Les douaniers rwandais ont fui [inaudible] [gros plan sur le bâtiment de l'"Immigration"]. Seuls les légionnaires français contrôlent comme ils peuvent ce nouvel exode [on voit un soldat français, de dos, en train de vérifier les papiers d'un réfugié]. Traversant à pied, beaucoup fuient le Rwanda [un réfugié montre sa carte d'identité à un soldat français qui le laisse passer] affirmant chercher le calme avant que la paix ne revienne.

[Un réfugié : "Nous, nous ne sommes pas des politiciens. Nous voulons rentrer chez nous… pour travailler, pour cultiver. Nous crevons de faim ici !".]

D'autres, en revanche, n'hésitent pas à transformer leur fuite en pillage organisé ou raid armé [gros plan sur la main d'un soldat français tenant des armes blanches].

["Sergent B. Deprez, 13ème D.B. Légion Étrangère" : "Ils dissimulent l'armement un peu partout. Dans les bananes…, dans les régimes de bananes, euh, dans les pantalons, dans les affaires, euh, dans les bouts de bois".]

Les soldats de l'ancien gouvernement en fuite ne sont pas loin et surveillent bien contents ce va-et-vient [on voit un soldat français en train de discuter avec un soldat des FAR]. Un exode qui se transforme déjà en catastrophe humanitaire. [Inaudible] des tentes, des huttes montées à la hâte s'accrochent un peu partout. Tout emplacement libre est bon à occuper.

Chaque jour la population rwandaise s'échoue un peu partout dans un centre-ville déglingué. Aucune structure d'accueil n'existe réellement et les milliers de réfugiés viendront grossir une population déjà démunie de 300 000 personnes. Une foule qui erre en quête de survie mais qui sait déjà se nourrir des plus folles rumeurs. Les Éthiopiens de la MINUAR II sont déjà désignés comme ennemis irréductibles : ils seraient proches des Tutsi [tout au long du commentaire de la journaliste, on voit des images de réfugiés démunis dans un camp improvisé].

[Un réfugié : "On a toujours accusé la MINUAR, euh, d'être, euh…, d'être, euh…, complice avec le FPR. Et alors, euh, la MINUAR II qui…, qui s'est installée au Rwanda, euh, on n'a pas confiance. Et c'est pourquoi les gens continuent à…, à…, à fuir le pays".]

Loin de la ville capharnaüm, quelques camps ont heureusement eu le temps de s'organiser [vue aérienne sur un camp avec des tentes de taille identique et bien alignées]. Mais ils sont fermés à toute nouvelle arrivée. Manque de structures, manque de nourriture. Et seuls 25 000 réfugiés ont pu trouver de la place.

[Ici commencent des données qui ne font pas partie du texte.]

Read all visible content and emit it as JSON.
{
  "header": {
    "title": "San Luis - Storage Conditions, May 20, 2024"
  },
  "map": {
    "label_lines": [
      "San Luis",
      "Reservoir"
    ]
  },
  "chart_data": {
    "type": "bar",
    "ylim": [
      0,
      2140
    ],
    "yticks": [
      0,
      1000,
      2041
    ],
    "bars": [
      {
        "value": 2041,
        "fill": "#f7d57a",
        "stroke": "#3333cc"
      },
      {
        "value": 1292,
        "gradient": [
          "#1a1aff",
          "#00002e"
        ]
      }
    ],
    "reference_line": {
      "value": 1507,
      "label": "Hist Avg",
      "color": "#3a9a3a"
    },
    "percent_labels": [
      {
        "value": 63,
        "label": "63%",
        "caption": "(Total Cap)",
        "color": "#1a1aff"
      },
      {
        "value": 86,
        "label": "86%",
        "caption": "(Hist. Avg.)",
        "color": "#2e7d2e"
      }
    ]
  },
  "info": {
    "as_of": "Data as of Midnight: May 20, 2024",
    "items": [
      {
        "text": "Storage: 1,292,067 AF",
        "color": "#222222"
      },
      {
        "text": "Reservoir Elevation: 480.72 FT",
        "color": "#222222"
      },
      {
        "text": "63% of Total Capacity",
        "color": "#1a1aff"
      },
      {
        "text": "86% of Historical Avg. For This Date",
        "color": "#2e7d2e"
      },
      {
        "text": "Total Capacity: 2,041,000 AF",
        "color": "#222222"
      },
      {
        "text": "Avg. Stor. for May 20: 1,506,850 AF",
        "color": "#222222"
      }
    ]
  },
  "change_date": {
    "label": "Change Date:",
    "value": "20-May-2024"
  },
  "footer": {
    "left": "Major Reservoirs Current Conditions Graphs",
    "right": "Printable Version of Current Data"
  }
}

Freiner un nouvel exode est devenu une mission presque impossible pour les Français [on voit des véhicules de l'armée française quitter le pont de la Rusizi]. Sans abris, sans eau, sans nourriture les Rwandais sont déjà en marche vers le nouvel enfer de [inaudible].

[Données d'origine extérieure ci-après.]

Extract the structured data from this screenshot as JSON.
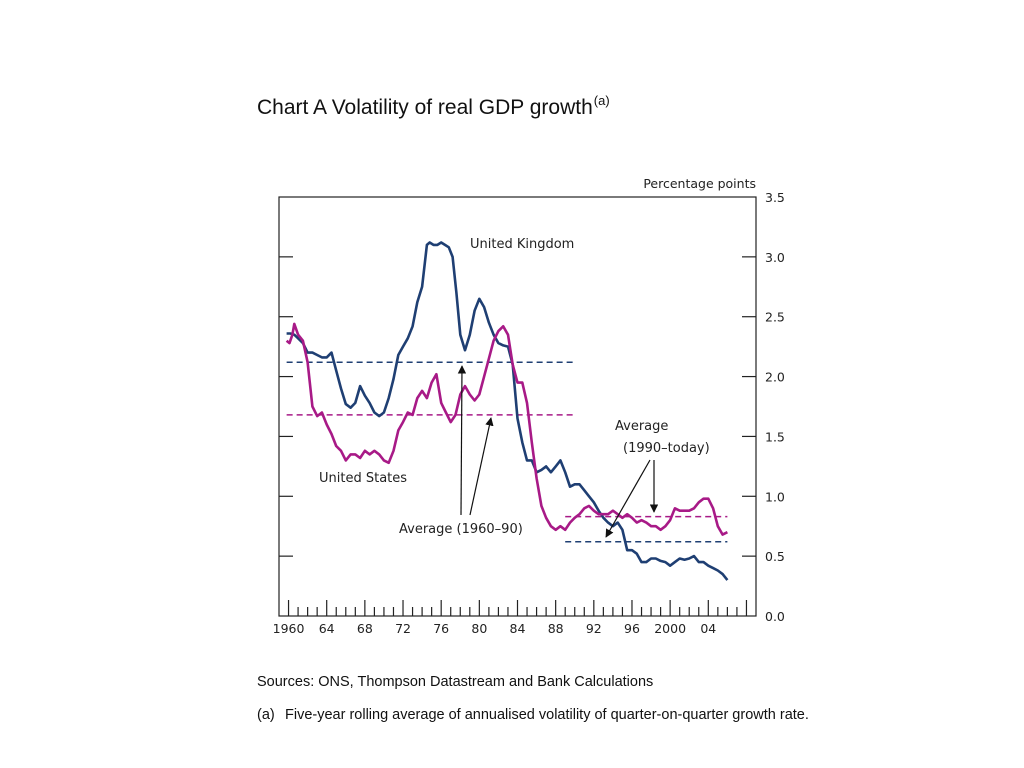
{
  "title": "Chart A Volatility of real GDP growth",
  "title_superscript": "(a)",
  "chart_data": {
    "type": "line",
    "unit_label": "Percentage points",
    "x_ticks": [
      "1960",
      "64",
      "68",
      "72",
      "76",
      "80",
      "84",
      "88",
      "92",
      "96",
      "2000",
      "04"
    ],
    "xlim": [
      1959,
      2009
    ],
    "ylim": [
      0,
      3.5
    ],
    "y_ticks": [
      "0.0",
      "0.5",
      "1.0",
      "1.5",
      "2.0",
      "2.5",
      "3.0",
      "3.5"
    ],
    "series": [
      {
        "name": "United Kingdom",
        "color": "#1f3f73",
        "points": [
          [
            1959.8,
            2.36
          ],
          [
            1960.2,
            2.36
          ],
          [
            1960.6,
            2.35
          ],
          [
            1961.0,
            2.32
          ],
          [
            1961.5,
            2.28
          ],
          [
            1962.0,
            2.2
          ],
          [
            1962.5,
            2.2
          ],
          [
            1963.0,
            2.18
          ],
          [
            1963.5,
            2.16
          ],
          [
            1964.0,
            2.16
          ],
          [
            1964.5,
            2.2
          ],
          [
            1965.0,
            2.05
          ],
          [
            1965.5,
            1.9
          ],
          [
            1966.0,
            1.77
          ],
          [
            1966.5,
            1.74
          ],
          [
            1967.0,
            1.78
          ],
          [
            1967.5,
            1.92
          ],
          [
            1968.0,
            1.84
          ],
          [
            1968.5,
            1.78
          ],
          [
            1969.0,
            1.7
          ],
          [
            1969.5,
            1.67
          ],
          [
            1970.0,
            1.7
          ],
          [
            1970.5,
            1.82
          ],
          [
            1971.0,
            1.98
          ],
          [
            1971.5,
            2.18
          ],
          [
            1972.0,
            2.25
          ],
          [
            1972.5,
            2.32
          ],
          [
            1973.0,
            2.42
          ],
          [
            1973.5,
            2.62
          ],
          [
            1974.0,
            2.75
          ],
          [
            1974.5,
            3.1
          ],
          [
            1974.8,
            3.12
          ],
          [
            1975.2,
            3.1
          ],
          [
            1975.6,
            3.1
          ],
          [
            1976.0,
            3.12
          ],
          [
            1976.4,
            3.1
          ],
          [
            1976.8,
            3.08
          ],
          [
            1977.2,
            3.0
          ],
          [
            1977.6,
            2.7
          ],
          [
            1978.0,
            2.35
          ],
          [
            1978.5,
            2.22
          ],
          [
            1979.0,
            2.35
          ],
          [
            1979.5,
            2.55
          ],
          [
            1980.0,
            2.65
          ],
          [
            1980.5,
            2.58
          ],
          [
            1981.0,
            2.45
          ],
          [
            1981.5,
            2.35
          ],
          [
            1982.0,
            2.28
          ],
          [
            1982.5,
            2.26
          ],
          [
            1983.0,
            2.25
          ],
          [
            1983.5,
            2.1
          ],
          [
            1984.0,
            1.65
          ],
          [
            1984.5,
            1.45
          ],
          [
            1985.0,
            1.3
          ],
          [
            1985.5,
            1.3
          ],
          [
            1986.0,
            1.2
          ],
          [
            1986.5,
            1.22
          ],
          [
            1987.0,
            1.25
          ],
          [
            1987.5,
            1.2
          ],
          [
            1988.0,
            1.25
          ],
          [
            1988.5,
            1.3
          ],
          [
            1989.0,
            1.2
          ],
          [
            1989.5,
            1.08
          ],
          [
            1990.0,
            1.1
          ],
          [
            1990.5,
            1.1
          ],
          [
            1991.0,
            1.05
          ],
          [
            1991.5,
            1.0
          ],
          [
            1992.0,
            0.95
          ],
          [
            1992.5,
            0.88
          ],
          [
            1993.0,
            0.82
          ],
          [
            1993.5,
            0.78
          ],
          [
            1994.0,
            0.75
          ],
          [
            1994.5,
            0.78
          ],
          [
            1995.0,
            0.72
          ],
          [
            1995.5,
            0.55
          ],
          [
            1996.0,
            0.55
          ],
          [
            1996.5,
            0.52
          ],
          [
            1997.0,
            0.45
          ],
          [
            1997.5,
            0.45
          ],
          [
            1998.0,
            0.48
          ],
          [
            1998.5,
            0.48
          ],
          [
            1999.0,
            0.46
          ],
          [
            1999.5,
            0.45
          ],
          [
            2000.0,
            0.42
          ],
          [
            2000.5,
            0.45
          ],
          [
            2001.0,
            0.48
          ],
          [
            2001.5,
            0.47
          ],
          [
            2002.0,
            0.48
          ],
          [
            2002.5,
            0.5
          ],
          [
            2003.0,
            0.45
          ],
          [
            2003.5,
            0.45
          ],
          [
            2004.0,
            0.42
          ],
          [
            2004.5,
            0.4
          ],
          [
            2005.0,
            0.38
          ],
          [
            2005.5,
            0.35
          ],
          [
            2006.0,
            0.3
          ]
        ]
      },
      {
        "name": "United States",
        "color": "#a81a87",
        "points": [
          [
            1959.8,
            2.3
          ],
          [
            1960.1,
            2.28
          ],
          [
            1960.4,
            2.35
          ],
          [
            1960.6,
            2.44
          ],
          [
            1961.0,
            2.35
          ],
          [
            1961.5,
            2.3
          ],
          [
            1962.0,
            2.12
          ],
          [
            1962.5,
            1.75
          ],
          [
            1963.0,
            1.67
          ],
          [
            1963.5,
            1.7
          ],
          [
            1964.0,
            1.6
          ],
          [
            1964.5,
            1.52
          ],
          [
            1965.0,
            1.42
          ],
          [
            1965.5,
            1.38
          ],
          [
            1966.0,
            1.3
          ],
          [
            1966.5,
            1.35
          ],
          [
            1967.0,
            1.35
          ],
          [
            1967.5,
            1.32
          ],
          [
            1968.0,
            1.38
          ],
          [
            1968.5,
            1.35
          ],
          [
            1969.0,
            1.38
          ],
          [
            1969.5,
            1.35
          ],
          [
            1970.0,
            1.3
          ],
          [
            1970.5,
            1.28
          ],
          [
            1971.0,
            1.38
          ],
          [
            1971.5,
            1.55
          ],
          [
            1972.0,
            1.62
          ],
          [
            1972.5,
            1.7
          ],
          [
            1973.0,
            1.68
          ],
          [
            1973.5,
            1.82
          ],
          [
            1974.0,
            1.88
          ],
          [
            1974.5,
            1.82
          ],
          [
            1975.0,
            1.95
          ],
          [
            1975.5,
            2.02
          ],
          [
            1976.0,
            1.78
          ],
          [
            1976.5,
            1.7
          ],
          [
            1977.0,
            1.62
          ],
          [
            1977.5,
            1.68
          ],
          [
            1978.0,
            1.85
          ],
          [
            1978.5,
            1.92
          ],
          [
            1979.0,
            1.85
          ],
          [
            1979.5,
            1.8
          ],
          [
            1980.0,
            1.85
          ],
          [
            1980.5,
            2.0
          ],
          [
            1981.0,
            2.15
          ],
          [
            1981.5,
            2.3
          ],
          [
            1982.0,
            2.38
          ],
          [
            1982.5,
            2.42
          ],
          [
            1983.0,
            2.35
          ],
          [
            1983.5,
            2.1
          ],
          [
            1984.0,
            1.95
          ],
          [
            1984.5,
            1.95
          ],
          [
            1985.0,
            1.78
          ],
          [
            1985.5,
            1.45
          ],
          [
            1986.0,
            1.15
          ],
          [
            1986.5,
            0.92
          ],
          [
            1987.0,
            0.82
          ],
          [
            1987.5,
            0.75
          ],
          [
            1988.0,
            0.72
          ],
          [
            1988.5,
            0.75
          ],
          [
            1989.0,
            0.72
          ],
          [
            1989.5,
            0.78
          ],
          [
            1990.0,
            0.82
          ],
          [
            1990.5,
            0.85
          ],
          [
            1991.0,
            0.9
          ],
          [
            1991.5,
            0.92
          ],
          [
            1992.0,
            0.88
          ],
          [
            1992.5,
            0.85
          ],
          [
            1993.0,
            0.85
          ],
          [
            1993.5,
            0.85
          ],
          [
            1994.0,
            0.88
          ],
          [
            1994.5,
            0.85
          ],
          [
            1995.0,
            0.82
          ],
          [
            1995.5,
            0.85
          ],
          [
            1996.0,
            0.82
          ],
          [
            1996.5,
            0.78
          ],
          [
            1997.0,
            0.8
          ],
          [
            1997.5,
            0.78
          ],
          [
            1998.0,
            0.75
          ],
          [
            1998.5,
            0.75
          ],
          [
            1999.0,
            0.72
          ],
          [
            1999.5,
            0.75
          ],
          [
            2000.0,
            0.8
          ],
          [
            2000.5,
            0.9
          ],
          [
            2001.0,
            0.88
          ],
          [
            2001.5,
            0.88
          ],
          [
            2002.0,
            0.88
          ],
          [
            2002.5,
            0.9
          ],
          [
            2003.0,
            0.95
          ],
          [
            2003.5,
            0.98
          ],
          [
            2004.0,
            0.98
          ],
          [
            2004.5,
            0.9
          ],
          [
            2005.0,
            0.75
          ],
          [
            2005.5,
            0.68
          ],
          [
            2006.0,
            0.7
          ]
        ]
      }
    ],
    "averages": [
      {
        "series": "United Kingdom",
        "period": "1960-90",
        "x": [
          1959.8,
          1990.0
        ],
        "value": 2.12,
        "color": "#1f3f73"
      },
      {
        "series": "United States",
        "period": "1960-90",
        "x": [
          1959.8,
          1990.0
        ],
        "value": 1.68,
        "color": "#a81a87"
      },
      {
        "series": "United States",
        "period": "1990-today",
        "x": [
          1989.0,
          2006.0
        ],
        "value": 0.83,
        "color": "#a81a87"
      },
      {
        "series": "United Kingdom",
        "period": "1990-today",
        "x": [
          1989.0,
          2006.0
        ],
        "value": 0.62,
        "color": "#1f3f73"
      }
    ],
    "annotations": [
      {
        "text": "United Kingdom"
      },
      {
        "text": "United States"
      },
      {
        "text": "Average (1960–90)"
      },
      {
        "text": "Average"
      },
      {
        "text": "(1990–today)"
      }
    ]
  },
  "sources": "Sources: ONS, Thompson Datastream and Bank Calculations",
  "footnote": {
    "marker": "(a)",
    "text": "Five-year rolling average of annualised volatility of quarter-on-quarter growth rate."
  }
}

[Dominique Bromberger interviewe à présent en plateau Alain Juppé.]

Dominique Bromberger : Alors Alain Juppé, d'ici quelques jours les troupes françaises seront parties, euh…, remplacées par des troupes africaines… Où en seront nos relations avec les nouvelles autorités rwandaises alors que les Américains, eux, s'installent littéralement à Kigali ?

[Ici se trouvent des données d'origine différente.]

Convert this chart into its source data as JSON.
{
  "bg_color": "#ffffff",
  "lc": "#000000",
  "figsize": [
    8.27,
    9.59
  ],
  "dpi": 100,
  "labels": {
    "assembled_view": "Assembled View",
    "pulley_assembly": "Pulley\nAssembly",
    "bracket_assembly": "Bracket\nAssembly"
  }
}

Alain Juppé, "Ministre des Affaires étrangères" : Nous parlons avec les autorités rwandaises de Kigali. Nous leur avons dépêché plusieurs émissaires. Et nous aurons bientôt une antenne sur place qui nous permettra de maintenir le contact. Je crois qu'on peut dire d'ores et déjà que l'opération Turquoise a un bilan positif. Nous avons, euh, "sécurisé", entre guillemets, euh, plus d'un million et demi de personnes qui, sans cela, au moment où la guerre [il pointe l'index de sa main droite vers le haut] sévissait encore -- on a un peu tendance à l'oublier -- auraient été victimes de massacres. Il faut maintenant réussir la relève. Je crois que c'est en cours, que c'est en bonne voie. Un contingent éthiopien vient d'arriver. La…, à peu près la moitié de notre dispositif au Rwanda a été retiré. Le complément le sera, euh…, d'ici la…, la fin de la semaine prochaine, d'ici le 21 ou le 22 août. Je voudrais surtout insister sur le fait que, maintenant, il appartient au gouvernement de Kigali -- dont on dit tant de bien [sourire ironique], aux États-Unis en particulier -- de rassurer les populations. Puisque c'est le gouvernement du Rwanda, c'est à lui de créer les conditions que…, pour que la population reste chez elle. Sinon nous verrons encore ces images atroces que la France a été la…, la première à dénoncer ou à montrer en tout cas.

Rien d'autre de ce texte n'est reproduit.